‘‘Não vamos transformar uma pequena subida eventual de preços na nova morte anunciada do Plano Real. Isso é, no mínimo, impatriótico.’’
Fernando Henrique Cardoso, presidente da República
Acordaram a fera?
A trégua já durava cinco anos e três meses. A da percepção coletiva de que o Brasil havia escapado de quase duas décadas de inflação anual de três ou quatro dígitos. Com direito a deflação no ano passado. Ou deflação também em maio último, no rabo de foguete do choque cambial de janeiro e fevereiro.
O quase sumiço da inflação, por sobre o cadáver da indexação, não se deu por obra e graça de congelamentos de preços. Nem mesmo por pajelança do câmbio engessado. A tal de âncora cambial acabou da noite para o dia e a inflação do Real não escapou da jaula. Os economistas, os que nos venderam a âncora cambial até 15 de janeiro, estão até hoje procurando uma explicação para o fenômeno.
Tenta-se, agora, creditar o sucesso do Plano Real no controle da carestia aos encalhes da recessão e do desemprego. O que também não explica a inflação meramente residual da cesta básica do Procon/Dieese. O índice dela acumula apenas 25% em quase cinco anos e meio de Real. Sem recessão. Seu consumo registra, no mesmo período, um aumento de 54%. Pressão de demanda que tem a ver com o reajuste de 110% do salário mínimo desde julho de 1994.
Eis que o governo, na virada do semestre, executa ao pé da letra os reajustes de tarifas embutidos nos contratos de concessão de serviços públicos e nas normas de privatização dos monopólios da energia e das telecomunicações. Contratos e normas descolados da realidade dos mercados e da inclinação dos preços. E tome um minichoque de inflação de custos nesta travessia do segundo semestre. Inflação reprimida ainda não é inflação suprimida.

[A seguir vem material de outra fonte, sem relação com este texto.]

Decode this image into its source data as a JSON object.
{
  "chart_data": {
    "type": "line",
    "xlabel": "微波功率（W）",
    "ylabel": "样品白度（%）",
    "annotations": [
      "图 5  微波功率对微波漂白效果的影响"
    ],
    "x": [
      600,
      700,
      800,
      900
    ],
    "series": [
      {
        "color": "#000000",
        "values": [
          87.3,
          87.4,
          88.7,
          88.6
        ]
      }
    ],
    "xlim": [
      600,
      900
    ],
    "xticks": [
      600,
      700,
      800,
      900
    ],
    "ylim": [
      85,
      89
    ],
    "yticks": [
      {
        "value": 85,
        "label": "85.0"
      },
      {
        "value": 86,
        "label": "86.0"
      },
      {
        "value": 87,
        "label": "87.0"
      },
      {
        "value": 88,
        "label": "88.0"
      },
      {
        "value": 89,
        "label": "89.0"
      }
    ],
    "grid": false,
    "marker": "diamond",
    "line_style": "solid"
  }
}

A bolha inflacionária só não produziu estragos maiores porque a indústria não conseguiu, até aqui, repassar custos inflados para preços finais nos terminais de consumo. Uma alta média acima de 20% nas fábricas contra remarcação média abaixo de 10% nas lojas. O megabloco dos preços públicos e privados tabelados ou administrados pelo govereno é o vilão desta desgarrada inflacionária (e inflacionista) de fim de ano. Processo que dá carona a um movimento de reindexação de salários por iniciativa de sindicatos tão poderosos quanto desavisados.
Resultado: a inflação, que rima com escravidão, recomeça a tirar o sono dos brasileiros. Pesquisa do Vox Populi, encomendada pela Confederação Nacional de Transportes (CNT), dá a pista: 1) para 75% da população, a inflação já voltou; 2) para outros 14%, a fera escapará de qualquer controle ainda antes do carnaval. Em tempo: a oposição teria na reinflação seu maior cabo eleitoral em 2002.




Secos & Molhados
Made in USA
- O IPC made in USA subiu 0,20% em outubro, contra 0,42% em setembro. No ano, alta acumulada de 2,84%. Expurgada do choque do petróleo, a coisa não passou de 0,23% em dez meses.
Nova trégua
- A taxa básica de juros do Fed voltou ao piso de janeiro de 1997, antes da crise asiática: 5,50%. Agora, com viés neutro. O ‘‘soft landing’’ de Alan Greenspan não vai estragar o Natal de Wall Street.
Acampando
- Cerca de 1.250 ONGs de meio mundo entraram com manifesto na OMC, em Genebra, protestando contra a Rodada do Milênio em Seattle, dia 30. Onde elas pretendem desembarcar mais de 5 mil militantes de padrão MST.
Inocentismo
- As ONGs exigem salvaguardas sociais e ambientais nas trocas comerciais entre os povos. Nada de trabalho escravo, de trabalho infantil e de produção suja. No que elas fazem o jogo dos países ricos.